Born in Neuchâtel, Switzerland in 1727, Berthoud moved to France at the age of 18 to serve as a “watchmaker's companion” at the Parisian guild, ending up as master clockmaker to Louis XV, king of France, just eight years later. He was subsequently elected to the Royal Society, appointed horologist-mechanic to the King and Navy for his work in perfecting the ship's chronometer and went on to be awarded the Légion d’Honneur by the Emperor Napoleon.
Having acquired the right to use Berthoud's largely forgotten name in 2006 — and after a subsequent decade of research — Scheufele set out to return it to the limelight in 2015 with the launch of a range of impeccably finished, highly innovative and decidedly rare Ferdinand Berthoud wrist watches aimed at wealthy connoisseurs.
This latest, the FB 2RE, pays tribute to Berthoud's advancement of marine timekeeping with a 44mm by 14mm modular case based on the cylindrical copper drums that protected early maritime clocks and featuring exposed, ship-like, bolts and a large diameter, knurled crown.
The simple, uncluttered appearance of the fired enamel dial — which, like many ship's chronometers, is of two-tier construction — belies the complexity of the hand-wound movement that comprises 1,200 individual parts and can be seen through the sapphire crystal case back of the watch.

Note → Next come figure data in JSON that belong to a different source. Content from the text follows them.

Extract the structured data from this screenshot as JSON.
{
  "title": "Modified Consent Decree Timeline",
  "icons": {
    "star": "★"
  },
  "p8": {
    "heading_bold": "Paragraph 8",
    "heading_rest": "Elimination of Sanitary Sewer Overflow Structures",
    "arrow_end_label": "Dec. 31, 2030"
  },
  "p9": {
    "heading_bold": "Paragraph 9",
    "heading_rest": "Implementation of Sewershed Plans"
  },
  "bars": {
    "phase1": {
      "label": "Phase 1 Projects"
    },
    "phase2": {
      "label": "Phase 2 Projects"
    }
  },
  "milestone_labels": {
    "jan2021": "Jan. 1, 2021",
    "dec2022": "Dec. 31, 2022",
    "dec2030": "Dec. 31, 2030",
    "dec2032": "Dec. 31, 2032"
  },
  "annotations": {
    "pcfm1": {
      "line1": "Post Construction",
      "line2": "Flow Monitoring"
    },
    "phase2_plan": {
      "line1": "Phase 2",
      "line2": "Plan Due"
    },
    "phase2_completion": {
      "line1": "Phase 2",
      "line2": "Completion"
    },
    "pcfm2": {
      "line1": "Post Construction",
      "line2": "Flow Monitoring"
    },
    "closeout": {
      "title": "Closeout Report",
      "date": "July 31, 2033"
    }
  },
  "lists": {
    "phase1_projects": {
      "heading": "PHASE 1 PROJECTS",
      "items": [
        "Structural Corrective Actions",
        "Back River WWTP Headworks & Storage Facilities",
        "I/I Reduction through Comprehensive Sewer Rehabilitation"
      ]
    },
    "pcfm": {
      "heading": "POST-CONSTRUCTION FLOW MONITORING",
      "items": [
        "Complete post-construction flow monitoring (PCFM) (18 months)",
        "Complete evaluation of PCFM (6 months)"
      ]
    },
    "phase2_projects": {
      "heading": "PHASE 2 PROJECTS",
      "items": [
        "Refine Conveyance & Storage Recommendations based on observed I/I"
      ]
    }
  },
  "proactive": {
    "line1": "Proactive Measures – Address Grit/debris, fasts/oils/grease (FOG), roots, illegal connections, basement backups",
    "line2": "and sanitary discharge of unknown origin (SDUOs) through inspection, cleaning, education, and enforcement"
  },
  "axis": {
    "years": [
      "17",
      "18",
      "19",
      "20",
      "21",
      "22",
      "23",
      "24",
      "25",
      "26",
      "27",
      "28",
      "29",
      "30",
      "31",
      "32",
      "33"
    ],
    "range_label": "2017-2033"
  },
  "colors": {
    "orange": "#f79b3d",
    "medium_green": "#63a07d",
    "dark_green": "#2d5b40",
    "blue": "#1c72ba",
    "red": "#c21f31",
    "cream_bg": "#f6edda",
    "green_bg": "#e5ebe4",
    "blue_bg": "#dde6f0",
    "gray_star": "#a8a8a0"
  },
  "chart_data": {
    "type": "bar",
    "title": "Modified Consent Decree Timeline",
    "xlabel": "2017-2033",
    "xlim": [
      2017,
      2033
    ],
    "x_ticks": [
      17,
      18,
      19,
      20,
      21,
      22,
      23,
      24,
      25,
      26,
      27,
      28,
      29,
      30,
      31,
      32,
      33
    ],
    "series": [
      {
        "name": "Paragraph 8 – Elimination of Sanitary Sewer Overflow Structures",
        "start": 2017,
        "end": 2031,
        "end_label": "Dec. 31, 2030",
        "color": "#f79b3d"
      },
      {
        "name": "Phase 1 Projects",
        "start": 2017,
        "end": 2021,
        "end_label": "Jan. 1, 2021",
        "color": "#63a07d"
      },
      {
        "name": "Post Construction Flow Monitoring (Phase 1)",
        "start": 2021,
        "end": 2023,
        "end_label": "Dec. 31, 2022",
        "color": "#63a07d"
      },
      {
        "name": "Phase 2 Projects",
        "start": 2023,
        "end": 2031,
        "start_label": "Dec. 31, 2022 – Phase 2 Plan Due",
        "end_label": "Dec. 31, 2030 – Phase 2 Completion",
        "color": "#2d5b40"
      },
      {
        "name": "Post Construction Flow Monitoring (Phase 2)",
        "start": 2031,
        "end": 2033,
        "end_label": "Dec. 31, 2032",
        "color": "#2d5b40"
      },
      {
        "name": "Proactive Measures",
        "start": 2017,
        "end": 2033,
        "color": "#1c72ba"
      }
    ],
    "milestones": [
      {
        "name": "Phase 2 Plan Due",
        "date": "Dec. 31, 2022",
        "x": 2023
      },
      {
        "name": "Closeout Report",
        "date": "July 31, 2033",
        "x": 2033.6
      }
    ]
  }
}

Designed to be as symmetrical as possible, the movement is built on 26 bridges supported by 10 steel pillars in the style of an 18th century Berthoud chronometer. Among the standout features of the mechanism is its fusée-and-chain transmission that, as the name implies, uses a minuscule chain to regulate the torque delivered from the mainspring.
As the watch is wound, the rotations of the winding barrel cause the chain to be “stacked” around the upwardly narrowing cone of the fusée (or rocket) so that the energy released remains roughly constant due to the varying diameter of the cone compensating for the diminishing amount of power produced by the spring as it gradually unwinds.
In addition to this system, the FB 2RE also features another device for enhancing accuracy in the form of the remontoir d’egalité — a secondary spring that is wound by the mainspring every second and serves to smooth any irregularities caused by the meshing of the gear train teeth.
The complexities of the FB 2RE's mechanism combined with the multiple, high-end finishing techniques it demands means only 10 watches will be made in “fair mined” white gold and 10 in rose gold — each with a fair-if-you-can-afford-it price tag of £190,000.